I’ve been thinking: This is what the living do. And yesterday, hurrying along those wobbly bricks in the Cambridge sidewalk, spilling my coffee down my wrist and sleeve,

I thought it again, and again later, when buying a hairbrush: This is it.
Parking. Slamming the car door shut in the cold. What you called that yearning.

What you finally gave up. We want the spring to come and the winter to pass. We want whoever to call or not call, a letter, a kiss—we want more and more and then more of it.

But there are moments, walking, when I catch a glimpse of myself in the window glass, say, the window of the corner video store, and I’m gripped by a cherishing so deep

for my own blowing hair, chapped face, and unbuttoned coat that I’m speechless:
I am living. I remember you.

Marie Howell

Hey, Lovelies.

I was too raw to write before now, of that COVID night, that came last week, and stole away my sleep and left me ragged for days.

It seems wrong to admit it – that I was left in pieces.

It did not happen to me, these things, this illness that visited itself upon members of my community, people on the other side of the world to my safe little farm, down here in Australia.
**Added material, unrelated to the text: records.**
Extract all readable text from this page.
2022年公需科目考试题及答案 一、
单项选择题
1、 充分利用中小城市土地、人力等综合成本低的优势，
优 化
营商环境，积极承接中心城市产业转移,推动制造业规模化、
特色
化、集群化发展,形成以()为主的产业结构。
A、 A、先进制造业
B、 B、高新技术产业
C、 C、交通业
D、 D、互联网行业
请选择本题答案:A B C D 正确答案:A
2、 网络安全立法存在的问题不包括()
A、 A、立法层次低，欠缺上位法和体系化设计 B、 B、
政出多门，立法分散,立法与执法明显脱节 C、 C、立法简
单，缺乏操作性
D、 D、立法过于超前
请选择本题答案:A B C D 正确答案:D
But I felt that dark bird on my shoulder all the same.

I spoke with a mother and daughter who had both been diagnosed with COVID-19 and who had been instructed to only go to hospital if their conditions worsened and they had trouble breathing. The daughter is immuno-compromised and in her twenties, and her mum contacted me to see if she was over-reacting or whether they really did need to go to hospital. I could see how ill they both were, and that they needed immediate attention. I also saw that the daughter was gravely ill, but her body was unable to spike a fever, so she appeared less unwell than she actually was. I was so worried for them both, but the daughter most of all. And of course, the mother knew, deep down, how bad it was. The mother is now in ICU. Her daughter passed away suddenly and unexpectedly on Sunday.

On that same night I also spoke via Facetime with another member of our community who was already in intensive care. Margaret was a nurse, who contracted COVID-19 through her work. She had only one family member, a much older sister with advanced dementia. Margaret had asked that her attending nurse contact me so that I could speak with her and talk to her about dying, and so she could have someone to say goodbye to. And I did that, via Margaret’s iPad, trying my best to ignore the sounds of the machines and of everything else happening around her. I talked with Margaret about life and love and dying and helped her to find a place of calm. We thought she had more time, but she went downhill rapidly, soon after our call. The nurse messaged me two hours later to let me know that Margaret had passed away. I was so profoundly grateful that the nurse had made time to let me know, in the midst of all that she was already doing.

Today I’m honouring Margaret – a middle-aged nurse who loved chocolate cake and hiking and rose quartz and who passed otherwise unremarked amid the chaos and carnage of the hospital where she had worked. I’m also honouring Tabitha – a young woman with chronic fatigue who had never been able to achieve her dreams of travel or finishing study or living independently and who died alone while her mum was in another ward. Hold her mum Jenny in your thoughts, and Margaret’s sister Roslyn, who has lost her advocate and the only person to whom she mattered outside the walls of her nursing home.

I’m still here, for all of you, and I will continue to be, to the best of my ability. Take care of yourselves, and each other. We still have far to walk under the shadow of this pandemic.